Latest Article|September 3, 2020|Free
::Making Grown Men Cry Since 1992
2 min read
He’s a surly man, this Mr. Kornfield. No matter: On this disc, it’s working for him. The country-fried singer/songwriter smothers typical twang with killer lyrics, the perfect balance of heartfelt and cynical. Like only the best bards can, this guy strings you pleasantly along only to turn on you with a suckerpunch of melancholy. Drummond’s been in this town for a while, a part of acts like Saddlesores, Speed Queens, Jet Girls and Dueling Keiths. Maybe that history’s got something to do with my favorite track on Invalid Love , "Rock-n-Roll Sucks." Check out www.kingoftheworldmusic.com or head to Natural Sound for a copy.

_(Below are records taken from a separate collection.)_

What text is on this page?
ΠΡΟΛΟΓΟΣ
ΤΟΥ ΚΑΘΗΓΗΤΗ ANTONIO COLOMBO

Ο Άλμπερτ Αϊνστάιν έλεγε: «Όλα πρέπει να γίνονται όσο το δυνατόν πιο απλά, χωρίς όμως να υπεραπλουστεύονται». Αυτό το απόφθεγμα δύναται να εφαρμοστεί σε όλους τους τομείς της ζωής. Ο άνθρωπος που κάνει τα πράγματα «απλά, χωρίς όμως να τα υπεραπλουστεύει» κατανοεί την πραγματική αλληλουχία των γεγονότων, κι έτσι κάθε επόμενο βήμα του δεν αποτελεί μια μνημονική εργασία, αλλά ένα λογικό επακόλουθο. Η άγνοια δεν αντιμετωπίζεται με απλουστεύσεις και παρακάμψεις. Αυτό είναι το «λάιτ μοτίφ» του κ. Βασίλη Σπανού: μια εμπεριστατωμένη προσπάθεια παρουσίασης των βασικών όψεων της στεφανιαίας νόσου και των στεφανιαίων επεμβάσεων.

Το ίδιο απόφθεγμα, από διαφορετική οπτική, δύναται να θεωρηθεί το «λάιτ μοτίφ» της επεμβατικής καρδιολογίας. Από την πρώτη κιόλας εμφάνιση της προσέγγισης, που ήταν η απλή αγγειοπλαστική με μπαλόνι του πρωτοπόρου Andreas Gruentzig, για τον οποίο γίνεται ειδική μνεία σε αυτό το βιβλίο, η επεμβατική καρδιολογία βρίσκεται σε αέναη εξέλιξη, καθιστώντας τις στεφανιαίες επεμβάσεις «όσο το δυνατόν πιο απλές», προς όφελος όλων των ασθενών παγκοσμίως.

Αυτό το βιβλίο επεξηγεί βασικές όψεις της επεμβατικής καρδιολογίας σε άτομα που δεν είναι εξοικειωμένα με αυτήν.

It’s not a great Waits starter kit, but the 54-song pileup he’s serving has got nothing but nutrition for fanatics and regular old fans alike. Orphans is three discs, though each stands complete on its own. Brawlers is a weird collection of rowdy, gospel-induced tracks, with Waits’ infamous whisky, sandpaper voice at its howling best. No one does a ballad quite like Waits—the tunes on Bawlers are no exception. His stumbling lilt evades cliché, though he approaches each with just the right "shiny eyes in the moonlight" kind of wonder. Bastards is, well, everything else. The first couple of tracks jangle and jam, but the wandering spoken-word narratives just aren’t my glass of gin.
Jay-Z trumpets his second coming as a nearly altruistic attempt to save hip-hop. Plenty of folks, underground or above, can tell you hip-hop isn’t the kind of thing that starts searching the skies for a superman ("Superman is alive," he raps)—even after a dowdy spell. There were only a few head-turners this year, and Jay-Z shelled out infinite bucks to draw down the production heavies and turn one out. But this money-gorging baby—even sporting Dr. Dre’s lipstick and a miniskirt by Pharrell—isn’t likely to elicit hoots and hollers from any but the most fervent Jay-Z fans.